In standalone mode, it is just running on one machine and for practical purposes we do not use stanalone mode. This is only for testing purposes as it doesn't have high availability.
In production environments and in all practcal usecases, the replicated mode is used. In replicated mode, zookeeper runs on a cluster of machine which is called ensemble. Basically, zookeeper servers are installed on all of the machines in the cluster. Each zookeeper server is informed about all of the machines in the ensemble.
As soon as the zookeeper servers on all of the machines in ensemble are turned on, the phase 1 that is leader selection phase starts. This election is based on Paxos algorithm.
The machines in ensemble vote other machine based on the ping response and freshness of data. This way a distinguished member called leader is elected. The rest of the servers are termed as followers. Once all of the followers have synchronized their state with newly elected leader, the election phase finishes.
The election does not succeed if majority is not available to vote. Majority means more than 50% machines. Out of 20 machines, majority means 11 or more machines.
If at any point the leader fails, the rest of the machine or ensemble hold an election within 200 millseconds.
If the majority of the machines aren't available at any point of time, the leader automatically steps down.
The second phase is called Atomic Broadcast. Any request from user for writing, modification or deletion of data is redirected to leader by followers. So, there is always a single machine on which modifications are being accepted. The request to read data such as ls or get is catered by all of the machines.

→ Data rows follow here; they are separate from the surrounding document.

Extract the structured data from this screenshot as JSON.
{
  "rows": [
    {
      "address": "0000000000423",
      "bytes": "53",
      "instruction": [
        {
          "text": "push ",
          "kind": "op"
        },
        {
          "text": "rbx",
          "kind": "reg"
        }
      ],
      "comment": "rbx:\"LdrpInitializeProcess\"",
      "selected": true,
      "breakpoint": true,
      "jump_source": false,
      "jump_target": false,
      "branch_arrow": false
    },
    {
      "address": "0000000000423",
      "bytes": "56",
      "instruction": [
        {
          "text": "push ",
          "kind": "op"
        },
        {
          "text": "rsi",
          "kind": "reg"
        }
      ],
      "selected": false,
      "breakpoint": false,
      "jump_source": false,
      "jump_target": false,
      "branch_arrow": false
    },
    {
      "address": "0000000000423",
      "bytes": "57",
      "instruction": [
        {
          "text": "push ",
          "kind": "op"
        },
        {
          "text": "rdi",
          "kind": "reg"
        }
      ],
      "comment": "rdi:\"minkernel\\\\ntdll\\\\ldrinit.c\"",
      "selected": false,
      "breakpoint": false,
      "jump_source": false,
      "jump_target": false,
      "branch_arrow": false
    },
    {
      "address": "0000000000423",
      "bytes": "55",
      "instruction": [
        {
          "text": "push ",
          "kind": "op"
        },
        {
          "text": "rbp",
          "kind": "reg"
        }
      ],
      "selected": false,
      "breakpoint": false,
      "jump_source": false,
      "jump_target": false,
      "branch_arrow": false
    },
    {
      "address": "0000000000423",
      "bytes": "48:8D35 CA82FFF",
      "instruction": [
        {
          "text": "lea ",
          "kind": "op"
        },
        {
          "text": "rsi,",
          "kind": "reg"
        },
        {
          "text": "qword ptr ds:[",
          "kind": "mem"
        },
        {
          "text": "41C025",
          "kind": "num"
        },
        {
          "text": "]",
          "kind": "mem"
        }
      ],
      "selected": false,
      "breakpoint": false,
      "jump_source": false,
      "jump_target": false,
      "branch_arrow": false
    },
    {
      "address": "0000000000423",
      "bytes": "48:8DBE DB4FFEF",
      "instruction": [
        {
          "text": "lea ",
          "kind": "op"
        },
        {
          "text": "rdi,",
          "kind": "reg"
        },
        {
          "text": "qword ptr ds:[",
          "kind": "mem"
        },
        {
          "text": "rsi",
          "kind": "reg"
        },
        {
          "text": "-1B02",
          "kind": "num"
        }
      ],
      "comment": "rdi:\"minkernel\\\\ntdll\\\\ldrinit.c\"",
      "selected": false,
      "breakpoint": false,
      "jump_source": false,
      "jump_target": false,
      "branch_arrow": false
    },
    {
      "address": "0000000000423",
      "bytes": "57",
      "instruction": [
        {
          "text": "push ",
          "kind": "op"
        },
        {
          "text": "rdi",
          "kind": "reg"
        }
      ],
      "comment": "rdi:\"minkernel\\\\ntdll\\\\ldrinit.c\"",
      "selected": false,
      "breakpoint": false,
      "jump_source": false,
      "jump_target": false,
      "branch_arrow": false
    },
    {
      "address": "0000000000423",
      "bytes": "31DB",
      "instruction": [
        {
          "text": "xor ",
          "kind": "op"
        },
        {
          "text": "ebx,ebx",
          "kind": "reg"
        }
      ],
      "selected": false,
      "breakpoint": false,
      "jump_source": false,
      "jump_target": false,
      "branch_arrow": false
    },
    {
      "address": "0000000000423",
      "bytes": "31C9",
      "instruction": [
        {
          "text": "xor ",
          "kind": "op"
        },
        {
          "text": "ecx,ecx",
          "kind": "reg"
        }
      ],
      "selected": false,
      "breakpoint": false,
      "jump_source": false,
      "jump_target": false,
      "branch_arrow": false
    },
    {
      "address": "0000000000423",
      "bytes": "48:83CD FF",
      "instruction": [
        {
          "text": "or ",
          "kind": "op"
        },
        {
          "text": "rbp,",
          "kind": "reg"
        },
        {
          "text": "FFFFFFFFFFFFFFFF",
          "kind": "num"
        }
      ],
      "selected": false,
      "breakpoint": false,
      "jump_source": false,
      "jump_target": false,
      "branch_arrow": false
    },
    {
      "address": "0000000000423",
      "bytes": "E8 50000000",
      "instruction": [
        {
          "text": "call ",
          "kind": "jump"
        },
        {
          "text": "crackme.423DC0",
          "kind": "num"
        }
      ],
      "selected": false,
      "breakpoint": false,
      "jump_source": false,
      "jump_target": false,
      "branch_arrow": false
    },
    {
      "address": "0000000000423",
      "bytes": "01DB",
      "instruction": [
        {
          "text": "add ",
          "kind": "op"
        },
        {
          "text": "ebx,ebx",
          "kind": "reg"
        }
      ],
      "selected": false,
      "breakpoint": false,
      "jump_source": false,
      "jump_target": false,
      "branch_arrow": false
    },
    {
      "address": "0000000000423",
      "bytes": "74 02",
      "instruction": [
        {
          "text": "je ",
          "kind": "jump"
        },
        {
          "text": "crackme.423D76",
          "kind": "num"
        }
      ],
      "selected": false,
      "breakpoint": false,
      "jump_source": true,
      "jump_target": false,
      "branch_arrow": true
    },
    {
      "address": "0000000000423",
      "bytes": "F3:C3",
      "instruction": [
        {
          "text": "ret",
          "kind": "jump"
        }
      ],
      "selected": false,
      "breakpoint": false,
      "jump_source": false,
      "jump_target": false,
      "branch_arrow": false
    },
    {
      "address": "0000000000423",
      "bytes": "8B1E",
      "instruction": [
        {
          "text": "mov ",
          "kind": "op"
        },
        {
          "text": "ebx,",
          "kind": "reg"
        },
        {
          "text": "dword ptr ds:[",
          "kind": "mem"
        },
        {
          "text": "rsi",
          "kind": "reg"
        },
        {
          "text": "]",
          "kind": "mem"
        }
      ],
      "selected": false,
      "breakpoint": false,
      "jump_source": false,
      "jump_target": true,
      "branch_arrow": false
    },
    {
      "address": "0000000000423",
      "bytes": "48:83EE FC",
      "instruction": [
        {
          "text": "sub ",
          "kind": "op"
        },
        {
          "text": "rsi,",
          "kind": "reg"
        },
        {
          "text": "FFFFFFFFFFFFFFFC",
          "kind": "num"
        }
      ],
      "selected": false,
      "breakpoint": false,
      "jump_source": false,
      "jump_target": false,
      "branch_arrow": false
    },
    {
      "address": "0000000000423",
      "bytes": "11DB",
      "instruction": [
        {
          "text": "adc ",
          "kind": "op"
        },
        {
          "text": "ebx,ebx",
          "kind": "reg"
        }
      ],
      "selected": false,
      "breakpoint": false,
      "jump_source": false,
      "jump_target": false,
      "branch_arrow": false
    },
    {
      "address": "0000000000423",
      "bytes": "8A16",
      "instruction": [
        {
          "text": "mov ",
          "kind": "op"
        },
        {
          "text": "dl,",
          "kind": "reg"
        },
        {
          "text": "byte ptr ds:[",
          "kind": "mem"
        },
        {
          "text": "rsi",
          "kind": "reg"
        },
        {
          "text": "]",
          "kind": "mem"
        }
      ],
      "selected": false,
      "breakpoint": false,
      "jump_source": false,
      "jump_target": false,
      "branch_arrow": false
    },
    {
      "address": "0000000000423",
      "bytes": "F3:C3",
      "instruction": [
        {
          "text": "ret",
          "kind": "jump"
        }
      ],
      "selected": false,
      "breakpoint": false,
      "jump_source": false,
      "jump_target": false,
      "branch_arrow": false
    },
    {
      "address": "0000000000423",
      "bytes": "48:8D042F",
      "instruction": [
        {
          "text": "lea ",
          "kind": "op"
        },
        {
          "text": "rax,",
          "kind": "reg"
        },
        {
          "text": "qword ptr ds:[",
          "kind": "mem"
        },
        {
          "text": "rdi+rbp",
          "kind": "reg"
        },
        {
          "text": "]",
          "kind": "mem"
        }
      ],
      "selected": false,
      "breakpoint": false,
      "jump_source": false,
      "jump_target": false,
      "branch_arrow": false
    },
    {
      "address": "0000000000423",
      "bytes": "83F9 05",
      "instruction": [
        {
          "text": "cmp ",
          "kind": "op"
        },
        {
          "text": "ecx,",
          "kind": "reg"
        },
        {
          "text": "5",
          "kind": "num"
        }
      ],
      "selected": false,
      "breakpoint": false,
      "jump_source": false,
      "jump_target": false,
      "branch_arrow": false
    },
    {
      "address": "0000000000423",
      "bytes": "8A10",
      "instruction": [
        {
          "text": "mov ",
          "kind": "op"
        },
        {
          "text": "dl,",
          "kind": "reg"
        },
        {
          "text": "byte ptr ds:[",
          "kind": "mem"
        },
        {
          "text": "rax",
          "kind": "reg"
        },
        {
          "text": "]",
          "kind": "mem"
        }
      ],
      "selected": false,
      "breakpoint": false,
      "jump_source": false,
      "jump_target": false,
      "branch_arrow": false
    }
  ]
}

Once leader has accepted a change from user, leader broadcasts the update to the followers - the other machines. [Check: This broadcasts and synchronization might take time and hence for some time some of the followers might be providing a little older data. That is why zookeeper provides eventual consistency no strict consistency.]
When majority have saved or persisted the change to disk, the leader commits the update and the client or users is sent a confirmation.
The protocol for achieving consensus is atomic similar to two phase commits. Also, to ensure the durability of change, the machines write to the disk before memory.